- Strzykocin Location within Poland
- Coordinates: 53°58′34″N 15°23′40″E﻿ / ﻿53.97611°N 15.39444°E
- Country: Poland
- Voivodeship: West Pomeranian
- County: Gryfice
- Gmina: Brojce
- Population: 175

= Strzykocin =

Strzykocin (Streckenthin) is a village in the administrative district of Gmina Brojce, within Gryfice County, West Pomeranian Voivodeship, in north-western Poland. It lies approximately 3 km north-east of Brojce, 15 km north-east of Gryfice, and 82 km north-east of the regional capital Szczecin.
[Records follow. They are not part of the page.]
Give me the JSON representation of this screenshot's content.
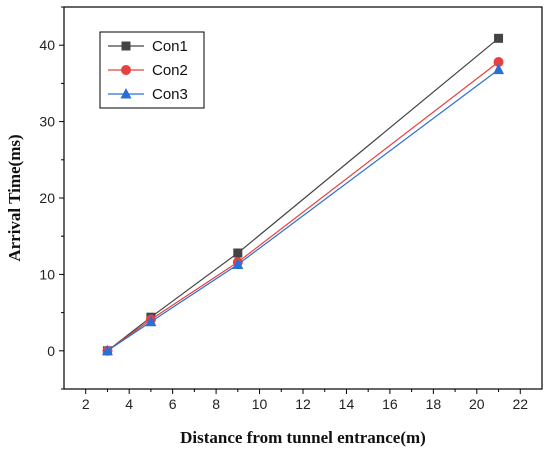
{
  "chart_data": {
    "type": "line",
    "xlabel": "Distance from tunnel entrance(m)",
    "ylabel": "Arrival Time(ms)",
    "xlim": [
      1,
      23
    ],
    "ylim": [
      -5,
      45
    ],
    "xticks": [
      2,
      4,
      6,
      8,
      10,
      12,
      14,
      16,
      18,
      20,
      22
    ],
    "yticks": [
      0,
      10,
      20,
      30,
      40
    ],
    "grid": false,
    "legend_position": "top-left",
    "series": [
      {
        "name": "Con1",
        "color": "#444444",
        "marker": "square",
        "x": [
          3,
          5,
          9,
          21
        ],
        "y": [
          0,
          4.4,
          12.8,
          40.9
        ]
      },
      {
        "name": "Con2",
        "color": "#e8403c",
        "marker": "circle",
        "x": [
          3,
          5,
          9,
          21
        ],
        "y": [
          0,
          4.1,
          11.6,
          37.8
        ]
      },
      {
        "name": "Con3",
        "color": "#2a6fd6",
        "marker": "triangle",
        "x": [
          3,
          5,
          9,
          21
        ],
        "y": [
          0,
          3.8,
          11.3,
          36.8
        ]
      }
    ]
  }
}
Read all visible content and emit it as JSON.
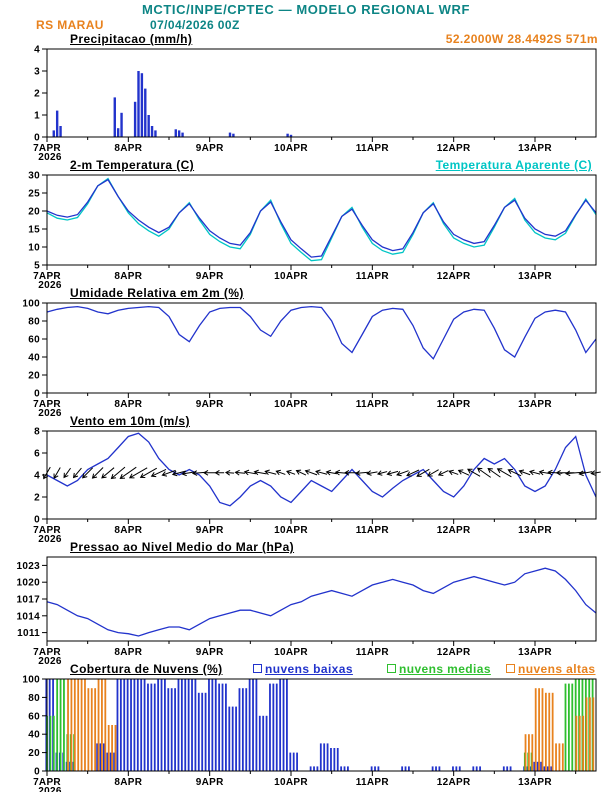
{
  "header": {
    "title": "MCTIC/INPE/CPTEC — MODELO REGIONAL WRF",
    "station": "RS MARAU",
    "run": "07/04/2026 00Z",
    "location": "52.2000W 28.4492S 571m"
  },
  "colors": {
    "teal": "#0d8585",
    "cyan": "#00c5c5",
    "orange": "#e8821e",
    "blue": "#2233cc",
    "green": "#2fbf2f",
    "black": "#000000"
  },
  "x_axis": {
    "tick_labels": [
      "7APR",
      "8APR",
      "9APR",
      "10APR",
      "11APR",
      "12APR",
      "13APR"
    ],
    "year_label": "2026",
    "tick_hours": [
      0,
      24,
      48,
      72,
      96,
      120,
      144
    ],
    "total_hours": 162
  },
  "chart_data": [
    {
      "id": "precipitation",
      "type": "bar",
      "title": "Precipitacao (mm/h)",
      "ylabel": "mm/h",
      "ylim": [
        0,
        4
      ],
      "yticks": [
        0,
        1,
        2,
        3,
        4
      ],
      "color": "blue",
      "bars": [
        [
          2,
          0.3
        ],
        [
          3,
          1.2
        ],
        [
          4,
          0.5
        ],
        [
          20,
          1.8
        ],
        [
          21,
          0.4
        ],
        [
          22,
          1.1
        ],
        [
          26,
          1.6
        ],
        [
          27,
          3.0
        ],
        [
          28,
          2.9
        ],
        [
          29,
          2.2
        ],
        [
          30,
          1.0
        ],
        [
          31,
          0.5
        ],
        [
          32,
          0.3
        ],
        [
          38,
          0.35
        ],
        [
          39,
          0.3
        ],
        [
          40,
          0.2
        ],
        [
          54,
          0.2
        ],
        [
          55,
          0.15
        ],
        [
          71,
          0.15
        ],
        [
          72,
          0.1
        ]
      ]
    },
    {
      "id": "temperature",
      "type": "line",
      "title": "2-m Temperatura (C)",
      "ylim": [
        5,
        30
      ],
      "yticks": [
        5,
        10,
        15,
        20,
        25,
        30
      ],
      "step_hours": 3,
      "series": [
        {
          "name": "Temperatura Aparente (C)",
          "color": "cyan",
          "values": [
            19.5,
            18,
            17.5,
            18.2,
            22,
            27,
            29,
            24,
            19.5,
            16.5,
            14.5,
            13,
            15,
            19.5,
            22.3,
            17.5,
            13.5,
            11.5,
            10,
            9.5,
            13.5,
            20,
            23,
            16.5,
            11,
            8.5,
            6.2,
            6.5,
            12.5,
            18.5,
            21,
            15.5,
            11,
            9,
            8,
            8.5,
            13.5,
            19.5,
            22.3,
            16.5,
            12.5,
            11,
            10,
            10.5,
            15.5,
            21,
            23.5,
            17.5,
            14,
            12.5,
            12,
            13.8,
            18.8,
            23.3,
            19
          ]
        },
        {
          "name": "Temperatura Aparente (C)",
          "color": "cyan",
          "values": []
        },
        {
          "name": "2-m Temperatura (C)",
          "color": "blue",
          "values": [
            20,
            18.8,
            18.3,
            19,
            22.5,
            27,
            28.7,
            24,
            20,
            17.5,
            15.5,
            14,
            15.5,
            19.5,
            22,
            18,
            14.5,
            12.5,
            11,
            10.5,
            14,
            20,
            22.5,
            17,
            12,
            9.5,
            7.2,
            7.5,
            13,
            18.5,
            20.5,
            16,
            12,
            10,
            9,
            9.5,
            14,
            19.5,
            22,
            17,
            13.5,
            12,
            11,
            11.5,
            16,
            21,
            23,
            18,
            15,
            13.5,
            13,
            14.5,
            19,
            23,
            19.5
          ]
        }
      ]
    },
    {
      "id": "humidity",
      "type": "line",
      "title": "Umidade Relativa em 2m (%)",
      "ylim": [
        0,
        100
      ],
      "yticks": [
        0,
        20,
        40,
        60,
        80,
        100
      ],
      "step_hours": 3,
      "series": [
        {
          "name": "Umidade Relativa em 2m (%)",
          "color": "blue",
          "values": [
            90,
            93,
            95,
            96,
            94,
            90,
            88,
            92,
            94,
            95,
            96,
            95,
            85,
            65,
            57,
            75,
            90,
            94,
            95,
            95,
            85,
            70,
            63,
            80,
            92,
            95,
            96,
            95,
            80,
            55,
            45,
            65,
            85,
            92,
            94,
            93,
            75,
            50,
            38,
            60,
            82,
            90,
            93,
            92,
            72,
            48,
            40,
            62,
            83,
            90,
            92,
            90,
            70,
            45,
            60
          ]
        }
      ]
    },
    {
      "id": "wind",
      "type": "wind",
      "title": "Vento em 10m (m/s)",
      "ylim": [
        0,
        8
      ],
      "yticks": [
        0,
        2,
        4,
        6,
        8
      ],
      "step_hours": 3,
      "arrow_y": 4.2,
      "arrow_angles_deg": [
        120,
        120,
        125,
        130,
        135,
        135,
        140,
        140,
        145,
        150,
        150,
        155,
        160,
        165,
        170,
        175,
        180,
        180,
        185,
        185,
        190,
        190,
        195,
        200,
        200,
        205,
        200,
        195,
        190,
        185,
        180,
        175,
        170,
        165,
        165,
        160,
        155,
        150,
        150,
        155,
        200,
        205,
        210,
        215,
        215,
        210,
        205,
        200,
        195,
        190,
        185,
        180,
        175,
        170,
        170
      ],
      "series": [
        {
          "name": "Vento em 10m (m/s)",
          "color": "blue",
          "values": [
            4,
            3.5,
            3,
            3.5,
            4.5,
            5,
            5.5,
            6.5,
            7.5,
            7.8,
            7,
            5.5,
            4.5,
            4,
            4.5,
            4,
            3,
            1.5,
            1.2,
            2,
            3,
            3.5,
            3,
            2,
            1.5,
            2.5,
            3.5,
            3,
            2.5,
            3.5,
            4.5,
            3.5,
            2.5,
            2,
            2.8,
            3.5,
            4,
            4.5,
            3.5,
            2.5,
            2,
            3,
            4.5,
            5.5,
            5,
            5.5,
            4.5,
            3,
            2.5,
            3,
            4.5,
            6.5,
            7.5,
            4,
            2
          ]
        }
      ]
    },
    {
      "id": "pressure",
      "type": "line",
      "title": "Pressao ao Nivel Medio do Mar (hPa)",
      "ylim": [
        1009.5,
        1024.5
      ],
      "yticks": [
        1011,
        1014,
        1017,
        1020,
        1023
      ],
      "step_hours": 3,
      "series": [
        {
          "name": "Pressao ao Nivel Medio do Mar (hPa)",
          "color": "blue",
          "values": [
            1016.5,
            1016,
            1015,
            1014,
            1013.5,
            1012.5,
            1011.5,
            1011,
            1010.8,
            1010.4,
            1011,
            1011.5,
            1012,
            1012,
            1011.5,
            1012.5,
            1013.5,
            1014,
            1014.5,
            1015,
            1015,
            1014.5,
            1014,
            1015,
            1016,
            1016.5,
            1017.5,
            1018,
            1018.5,
            1018,
            1017.5,
            1018.5,
            1019.5,
            1020,
            1020.5,
            1020,
            1019.5,
            1018.5,
            1018,
            1019,
            1020,
            1020.5,
            1021,
            1020.5,
            1020,
            1019.5,
            1020,
            1021.5,
            1022,
            1022.5,
            1022,
            1020.5,
            1018.5,
            1016,
            1014.5
          ]
        }
      ]
    },
    {
      "id": "clouds",
      "type": "cloud",
      "title": "Cobertura de Nuvens (%)",
      "ylim": [
        0,
        100
      ],
      "yticks": [
        0,
        20,
        40,
        60,
        80,
        100
      ],
      "step_hours": 3,
      "series": [
        {
          "label": "nuvens baixas",
          "color": "blue",
          "values": [
            100,
            20,
            10,
            0,
            0,
            30,
            20,
            100,
            100,
            100,
            95,
            100,
            90,
            100,
            100,
            85,
            100,
            95,
            70,
            90,
            100,
            60,
            95,
            100,
            20,
            0,
            5,
            30,
            25,
            5,
            0,
            0,
            5,
            0,
            0,
            5,
            0,
            0,
            5,
            0,
            5,
            0,
            5,
            0,
            0,
            5,
            0,
            5,
            10,
            5,
            0,
            0,
            0,
            0,
            0
          ]
        },
        {
          "label": "nuvens medias",
          "color": "green",
          "values": [
            60,
            100,
            40,
            0,
            0,
            0,
            0,
            0,
            0,
            0,
            0,
            0,
            0,
            0,
            0,
            0,
            0,
            0,
            0,
            0,
            0,
            0,
            0,
            0,
            0,
            0,
            0,
            0,
            0,
            0,
            0,
            0,
            0,
            0,
            0,
            0,
            0,
            0,
            0,
            0,
            0,
            0,
            0,
            0,
            0,
            0,
            0,
            20,
            0,
            0,
            0,
            95,
            100,
            100,
            100
          ]
        },
        {
          "label": "nuvens altas",
          "color": "orange",
          "values": [
            0,
            0,
            100,
            100,
            90,
            100,
            50,
            0,
            0,
            0,
            0,
            0,
            0,
            0,
            0,
            0,
            0,
            0,
            0,
            0,
            0,
            0,
            0,
            0,
            0,
            0,
            0,
            0,
            0,
            0,
            0,
            0,
            0,
            0,
            0,
            0,
            0,
            0,
            0,
            0,
            0,
            0,
            0,
            0,
            0,
            0,
            0,
            40,
            90,
            85,
            30,
            0,
            60,
            80,
            100
          ]
        }
      ]
    }
  ]
}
The village has a population of 175.

== Barrow cemetery ==
In the vicinity of the village lies an early medieval barrow cemetery, identified and partly investigated already in the 19th century. The site consists of about ten barrows with a characteristic quadrilateral shape, classified as the so-called Orzeszkowo type. Such square or rectangular barrows represent a distinctive funerary form of early medieval Pomerania, usually associated with the 11th–12th centuries.

Although the cemetery at Strzykocin constitutes an important example of this phenomenon, it remains relatively neglected today. The issue of quadrilateral barrows has recently been revisited in connection with investigations at the cemetery in Nowy Chorów, Słupsk County.